Di sini, kita bukan mengabaikan pentingnya ilmu. Untuk bertakwa, orang harus berilmu. Tapi berilmu, belum tentu bertakwa. Banyak orang berilmu, tapi justru dengan ilmunya ia semakin jelek di sisi Allah. Orang itu serupa Yahudi yang punya ilmu tapi tak mau mengamalkan ilmunya. Ada juga orang yang kurang berilmu tapi utama, karena dengan sedikit ilmu yang ia punya, ia bisa memaksimalkan potensi diri untuk senantiasa bertakwa kepada Allah.

Intinya, anggapan soal “muslim biasa”, terlalu rancu. Semua orang punya kelebihan dan kekurangan. Tak baik menganggap rendah orang lain, hanya karena dianggap ilmunya tak seberapa.


Apakah menikahi dengan dipoligami (istri kedua/ketiga) punya keutamaan tersendiri? Baik pria yang berpoligami, maupun istri yang dipoligami, sama sekali tak memiliki keutamaan apa-apa dibandingkan muslim atau muslimah lain, bila hanya dilihat dari soal poligaminya. Tapi bisa beroleh keutamaan, pada sisi-sisi yang terkait dengan poligami itu sendiri.

Maksudnya begini. Orang yang berpoligami tak lantas lebih baik, begitu juga wanita yang dipoligami.

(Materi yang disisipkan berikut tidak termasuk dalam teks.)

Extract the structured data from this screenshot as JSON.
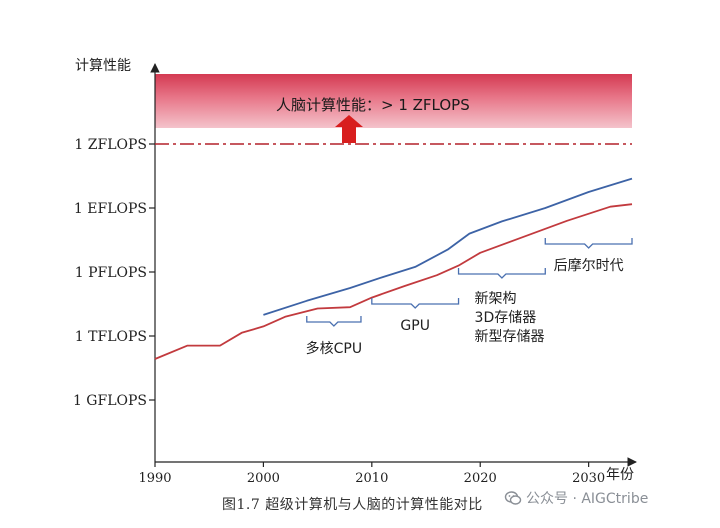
{
  "chart_data": {
    "type": "line",
    "title": "",
    "ylabel": "计算性能",
    "xlabel": "年份",
    "x_ticks": [
      1990,
      2000,
      2010,
      2020,
      2030
    ],
    "xlim": [
      1990,
      2034
    ],
    "y_tick_labels": [
      "1 GFLOPS",
      "1 TFLOPS",
      "1 PFLOPS",
      "1 EFLOPS",
      "1 ZFLOPS"
    ],
    "y_tick_levels": [
      0,
      1,
      2,
      3,
      4
    ],
    "y_scale": "log (each tick ×1000)",
    "grid": false,
    "series": [
      {
        "color": "#c23a3e",
        "x": [
          1990,
          1993,
          1996,
          1998,
          2000,
          2002,
          2005,
          2008,
          2010,
          2013,
          2016,
          2018,
          2020,
          2024,
          2028,
          2032,
          2034
        ],
        "y": [
          0.64,
          0.85,
          0.85,
          1.05,
          1.15,
          1.3,
          1.43,
          1.45,
          1.6,
          1.78,
          1.95,
          2.1,
          2.3,
          2.55,
          2.8,
          3.02,
          3.06
        ]
      },
      {
        "color": "#3d63a6",
        "x": [
          2000,
          2004,
          2008,
          2011,
          2014,
          2017,
          2019,
          2022,
          2026,
          2030,
          2034
        ],
        "y": [
          1.33,
          1.55,
          1.75,
          1.92,
          2.08,
          2.35,
          2.6,
          2.79,
          3.0,
          3.25,
          3.46
        ]
      }
    ],
    "reference_line": {
      "level": 4,
      "label": "1 ZFLOPS",
      "style": "dash-dot",
      "color": "#b3202a"
    },
    "brain_band": {
      "label": "人脑计算性能：> 1 ZFLOPS",
      "color": "#dc4a5c"
    },
    "annotations": [
      {
        "label": "多核CPU",
        "x_range": [
          2004,
          2009
        ]
      },
      {
        "label": "GPU",
        "x_range": [
          2010,
          2018
        ]
      },
      {
        "label": "新架构",
        "x_range": [
          2018,
          2026
        ]
      },
      {
        "label": "3D存储器",
        "x_range": [
          2018,
          2026
        ]
      },
      {
        "label": "新型存储器",
        "x_range": [
          2018,
          2026
        ]
      },
      {
        "label": "后摩尔时代",
        "x_range": [
          2026,
          2034
        ]
      }
    ]
  },
  "caption": "图1.7  超级计算机与人脑的计算性能对比",
  "watermark": {
    "text": "公众号 · AIGCtribe",
    "icon": "wechat-icon"
  }
}
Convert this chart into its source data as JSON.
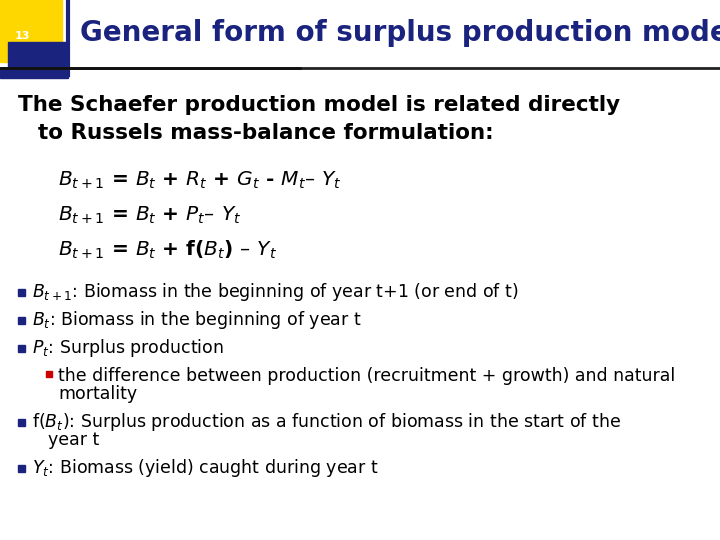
{
  "title": "General form of surplus production models",
  "slide_number": "13",
  "title_color": "#1a237e",
  "title_bg_yellow": "#FFD700",
  "title_bg_blue": "#1a237e",
  "title_bg_red": "#e8a0a0",
  "title_divider_color": "#333333",
  "body_bg": "#ffffff",
  "intro_line1": "The Schaefer production model is related directly",
  "intro_line2": "to Russels mass-balance formulation:",
  "eq1": "$B_{t+1}$ = $B_t$ + $R_t$ + $G_t$ - $M_t$– $Y_t$",
  "eq2": "$B_{t+1}$ = $B_t$ + $P_t$– $Y_t$",
  "eq3": "$B_{t+1}$ = $B_t$ + f($B_t$) – $Y_t$",
  "bullet1": "$B_{t+1}$: Biomass in the beginning of year t+1 (or end of t)",
  "bullet2": "$B_t$: Biomass in the beginning of year t",
  "bullet3": "$P_t$: Surplus production",
  "sub_bullet_line1": "the difference between production (recruitment + growth) and natural",
  "sub_bullet_line2": "mortality",
  "bullet4_line1": "f($B_t$): Surplus production as a function of biomass in the start of the",
  "bullet4_line2": "year t",
  "bullet5": "$Y_t$: Biomass (yield) caught during year t",
  "bullet_color": "#1a237e",
  "sub_bullet_color": "#cc0000",
  "text_color": "#000000",
  "font_size_title": 20,
  "font_size_intro": 15.5,
  "font_size_eq": 14.5,
  "font_size_bullet": 12.5
}
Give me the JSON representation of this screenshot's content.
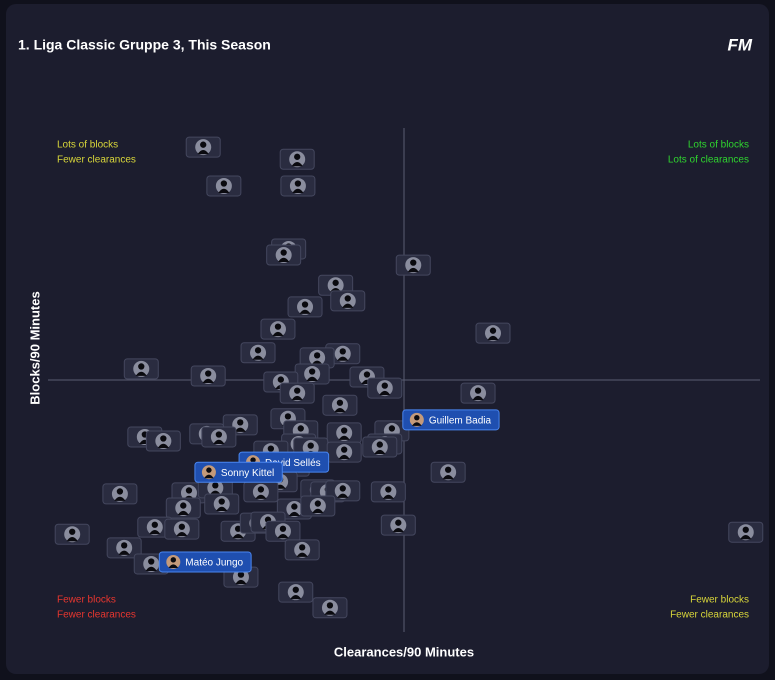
{
  "chart_data": {
    "type": "scatter",
    "title": "1. Liga Classic Gruppe 3, This Season",
    "logo": "FM",
    "x_label": "Clearances/90 Minutes",
    "y_label": "Blocks/90 Minutes",
    "xlim": [
      0,
      100
    ],
    "ylim": [
      0,
      100
    ],
    "reference_lines": {
      "x": 50,
      "y": 50
    },
    "quadrant_labels": [
      {
        "position": "top-left",
        "lines": [
          "Lots of blocks",
          "Fewer clearances"
        ],
        "color": "#d8d63a"
      },
      {
        "position": "top-right",
        "lines": [
          "Lots of blocks",
          "Lots of clearances"
        ],
        "color": "#2fd42f"
      },
      {
        "position": "bottom-left",
        "lines": [
          "Fewer blocks",
          "Fewer clearances"
        ],
        "color": "#e8362f"
      },
      {
        "position": "bottom-right",
        "lines": [
          "Fewer blocks",
          "Fewer clearances"
        ],
        "color": "#d8d63a"
      }
    ],
    "points": {
      "x": [
        21.8,
        35.0,
        24.7,
        35.1,
        33.8,
        33.1,
        51.3,
        40.4,
        42.1,
        36.1,
        62.5,
        32.3,
        29.5,
        41.4,
        37.8,
        13.1,
        37.1,
        22.5,
        44.8,
        32.7,
        47.3,
        35.0,
        60.4,
        41.0,
        33.7,
        27.0,
        48.3,
        13.6,
        16.2,
        22.3,
        24.0,
        35.5,
        41.6,
        47.3,
        46.6,
        35.2,
        36.9,
        31.3,
        41.6,
        56.2,
        34.3,
        32.6,
        10.1,
        19.8,
        23.5,
        29.9,
        37.9,
        39.3,
        41.4,
        47.8,
        24.4,
        19.0,
        34.6,
        37.9,
        49.2,
        3.4,
        15.0,
        18.8,
        26.7,
        29.4,
        30.9,
        33.0,
        98.0,
        10.7,
        35.7,
        14.5,
        27.1,
        34.8,
        39.6
      ],
      "y": [
        96.2,
        93.8,
        88.5,
        88.5,
        76.0,
        74.8,
        72.8,
        68.8,
        65.7,
        64.5,
        59.3,
        60.1,
        55.4,
        55.2,
        54.4,
        52.2,
        51.2,
        50.8,
        50.6,
        49.6,
        48.4,
        47.4,
        47.4,
        45.0,
        42.3,
        41.1,
        39.9,
        38.7,
        37.9,
        39.3,
        38.7,
        39.9,
        39.5,
        37.3,
        36.7,
        37.3,
        36.5,
        35.9,
        35.7,
        31.7,
        32.9,
        29.8,
        27.4,
        27.6,
        28.6,
        27.8,
        28.2,
        27.8,
        28.0,
        27.8,
        25.4,
        24.6,
        24.4,
        25.0,
        21.2,
        19.4,
        20.8,
        20.4,
        20.0,
        21.6,
        21.8,
        20.0,
        19.8,
        16.7,
        16.3,
        13.5,
        10.9,
        7.9,
        4.8
      ],
      "color": "#2a2c40"
    },
    "labeled_points": {
      "labels": [
        "Guillem Badia",
        "David Sellés",
        "Sonny Kittel",
        "Matéo Jungo"
      ],
      "x": [
        51.8,
        28.8,
        22.6,
        17.6
      ],
      "y": [
        42.1,
        33.7,
        31.7,
        13.9
      ],
      "color": "#1f4fb0"
    }
  }
}
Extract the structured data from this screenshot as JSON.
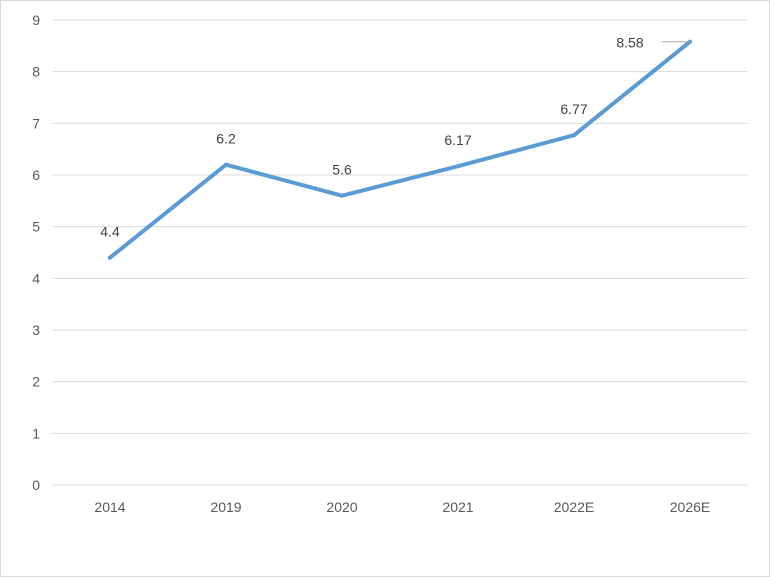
{
  "chart_data": {
    "type": "line",
    "categories": [
      "2014",
      "2019",
      "2020",
      "2021",
      "2022E",
      "2026E"
    ],
    "values": [
      4.4,
      6.2,
      5.6,
      6.17,
      6.77,
      8.58
    ],
    "value_labels": [
      "4.4",
      "6.2",
      "5.6",
      "6.17",
      "6.77",
      "8.58"
    ],
    "ylim": [
      0,
      9
    ],
    "yticks": [
      "0",
      "1",
      "2",
      "3",
      "4",
      "5",
      "6",
      "7",
      "8",
      "9"
    ],
    "grid": "horizontal",
    "title": "",
    "xlabel": "",
    "ylabel": "",
    "colors": {
      "line": "#5b9bd5",
      "grid": "#d9d9d9",
      "axis_text": "#595959",
      "label_text": "#404040"
    }
  }
}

Karena poligami sendiri hukumnya beragam, tergantung kondisi pelakunya.

Bagi seorang muslim, poligami asalnya boleh dengan syarat mampu berlaku adil. Sekadar orang melakukan perbuatan mubah yang hanya mubah bila dipenuhi syaratnya, tentu tak bisa seseorang dipandang lebih istimewa dari yang lain. Tapi poligami bisa saja dianjurkan atau bahkan diwajibkan bagi seorang muslim, bila tingkat kebutuhannya mengindikasikan demikian, sementara situasi dan kondisi sangat mendukung. Bila demikian, baginya saat berpoligami tentu lebih baik ketimbang tidak.


Di sisi lain, bagaimana seseorang memberlakukan poligami itu sendiri juga sangat menentukan baik tidak kualitas dirinya. Orang yang berpoligami secara baik, berlaku adil, dan dapat memimpin rumah tangga dengan dua dapur atau lebih secara baik, tentu lebih baik dari orang yang bisa melakukan hal serupa dengan satu dapur. Ia beroleh tambahan pahala, karena makin banyak rakyat yang dia asuh, diasih dan asah menjadi manusia-manusia bertakwa.

Tapi kalau ia tak berlaku adil, cenderung culas, gagal menjalankan kewajiban sebagai pemimpin, maka dengan berpoligami ia justru menjadi lebih buruk daripada tidak. Karena, makin banyak pula rakyat yang dizhalimi, terlantar, atau terdidik menjadi orang-orang yang fasik.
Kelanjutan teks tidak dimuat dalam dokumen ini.